Using a slotted spoon, transfer peaches from boiling water to the bowl of ice water.

Step 4: Peel peaches

When the peaches are cool enough to handle, use a knife or your fingers to peel the skin from each peach.

Step 5: Remove peach pits

  • Using a sharp knife, cut each peeled peach in half around the pit.
  • Gently twist each half to expose the pit.
  • Using the knife, pry the pit out of the peach.

See more detail on how to pit peaches.

Step 6: Slice peaches

If desired, cut each peach half into slices.

Step 7: Prepare peaches for freezing

There are three ways to freeze peaches:

Water Pack: Pack peaches into a pint- or quart-size freezer container or bag, leaving 1/2-inch headspace for pints and 1-inch headspace for quarts. Pour water over the peaches, maintaining the specified headspace.

Sugar Pack: Pack a small layer of peaches into a pint- or quart-size freezer container. Sprinkle lightly with sugar; repeat layering, leaving 1/2-inch headspace for pints and 1-inch headspace for quarts. Cover and let stand for 15 minutes or until juicy before freezing.

Syrup Pack: Prepare desired syrup (see below). Pack peaches into a pint- or quart-size freezer container or bag, leaving 1/2-inch headspace for pints and 1-inch headspace for quarts. Pour syrup over the peaches, maintaining the specified headspace.

To prepare syrup: Place the recommended amounts of sugar and water (see below) in a large saucepan. Heat and stir until the sugar dissolves. Remove from heat and skim off foam, if necessary.

Tip: Allow1/2 to 2/3 cup syrup for each 2 cups peaches.

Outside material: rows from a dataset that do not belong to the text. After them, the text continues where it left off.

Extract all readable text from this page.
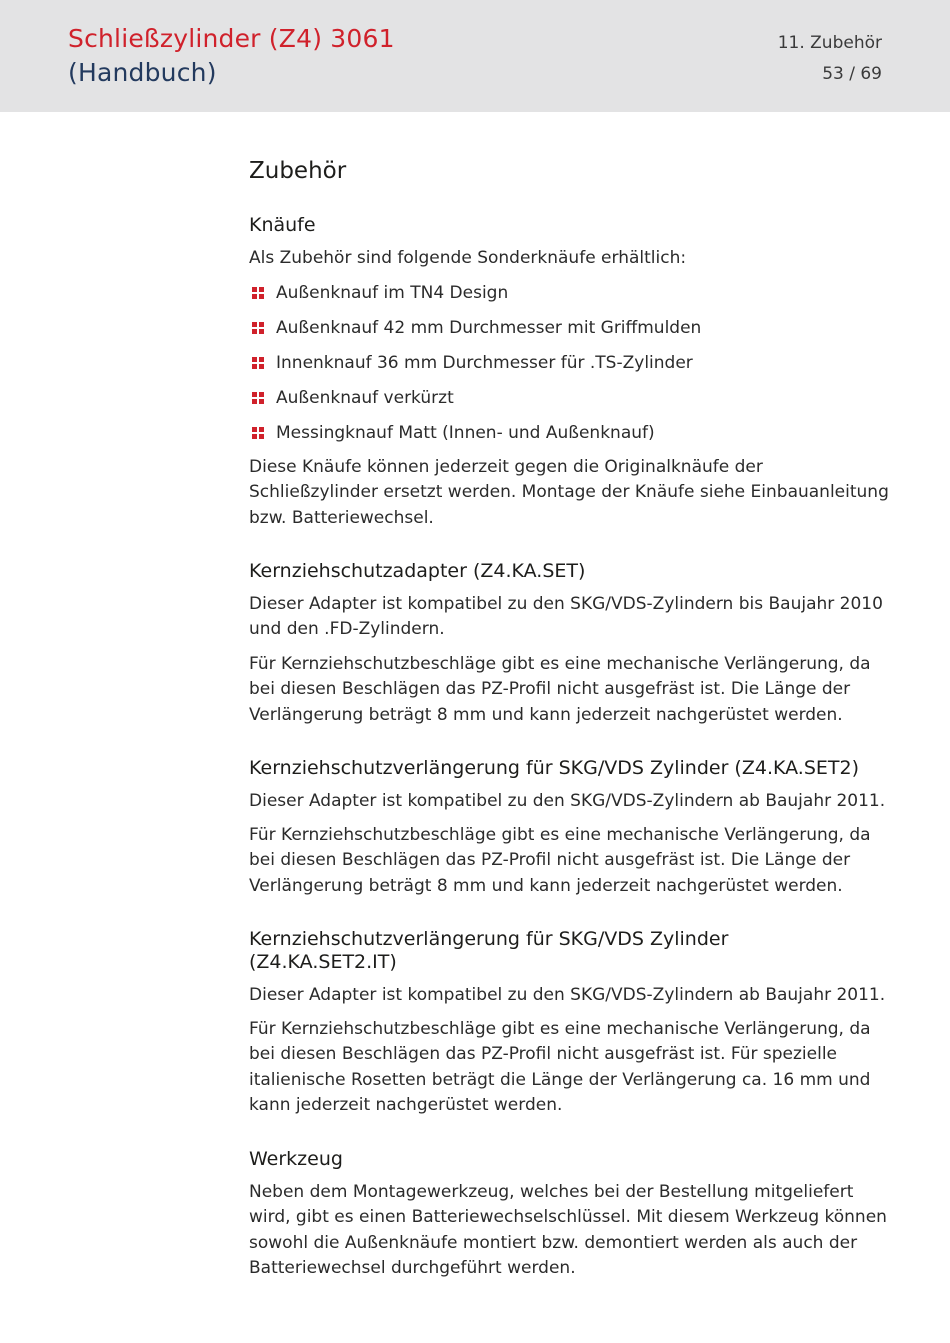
Schließzylinder (Z4) 3061
(Handbuch)
11. Zubehör
53 / 69
Zubehör
Knäufe
Als Zubehör sind folgende Sonderknäufe erhältlich:
Außenknauf im TN4 Design
Außenknauf 42 mm Durchmesser mit Griffmulden
Innenknauf 36 mm Durchmesser für .TS-Zylinder
Außenknauf verkürzt
Messingknauf Matt (Innen- und Außenknauf)
Diese Knäufe können jederzeit gegen die Originalknäufe der Schließzylinder ersetzt werden. Montage der Knäufe siehe Einbauanleitung bzw. Batteriewechsel.
Kernziehschutzadapter (Z4.KA.SET)
Dieser Adapter ist kompatibel zu den SKG/VDS-Zylindern bis Baujahr 2010 und den .FD-Zylindern.
Für Kernziehschutzbeschläge gibt es eine mechanische Verlängerung, da bei diesen Beschlägen das PZ-Profil nicht ausgefräst ist. Die Länge der Verlängerung beträgt 8 mm und kann jederzeit nachgerüstet werden.
Kernziehschutzverlängerung für SKG/VDS Zylinder (Z4.KA.SET2)
Dieser Adapter ist kompatibel zu den SKG/VDS-Zylindern ab Baujahr 2011.
Für Kernziehschutzbeschläge gibt es eine mechanische Verlängerung, da bei diesen Beschlägen das PZ-Profil nicht ausgefräst ist. Die Länge der Verlängerung beträgt 8 mm und kann jederzeit nachgerüstet werden.
Kernziehschutzverlängerung für SKG/VDS Zylinder (Z4.KA.SET2.IT)
Dieser Adapter ist kompatibel zu den SKG/VDS-Zylindern ab Baujahr 2011.
Für Kernziehschutzbeschläge gibt es eine mechanische Verlängerung, da bei diesen Beschlägen das PZ-Profil nicht ausgefräst ist. Für spezielle italienische Rosetten beträgt die Länge der Verlängerung ca. 16 mm und kann jederzeit nachgerüstet werden.
Werkzeug
Neben dem Montagewerkzeug, welches bei der Bestellung mitgeliefert wird, gibt es einen Batteriewechselschlüssel. Mit diesem Werkzeug können sowohl die Außenknäufe montiert bzw. demontiert werden als auch der Batteriewechsel durchgeführt werden.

Very Light Syrup: Use 1 cup sugar and 4 cups water to yield about 4 cups syrup.
Light Syrup: Use 1-2/3 cups sugar and 4 cups water to yield about 4-1/4 cups syrup.
Medium Syrup: Use 2-2/3 cups sugar and 4 cups water to yield about 4-2/3 cups syrup.
Heavy Syrup: Use 4 cups sugar and 4 cups water to yield about 5-3/4 cups syrup.

Step 8: Freeze peaches

  • Wipe container rims (if using).
  • Seal containers or bags according to manufacturer's directions, pressing out as much air as possible.
  • If necessary, use freezer tape around lid for a tight seal.
  • Label each container or bag with its contents, amount, and date. Lay bags flat; add bags or containers to freezer in batches to make sure they freeze quickly. Leave space between containers or bags so air can circulate around them.
  • When frozen solid, the containers or bags can be placed closer together.
  • Use frozen peaches within 8 to 10 months.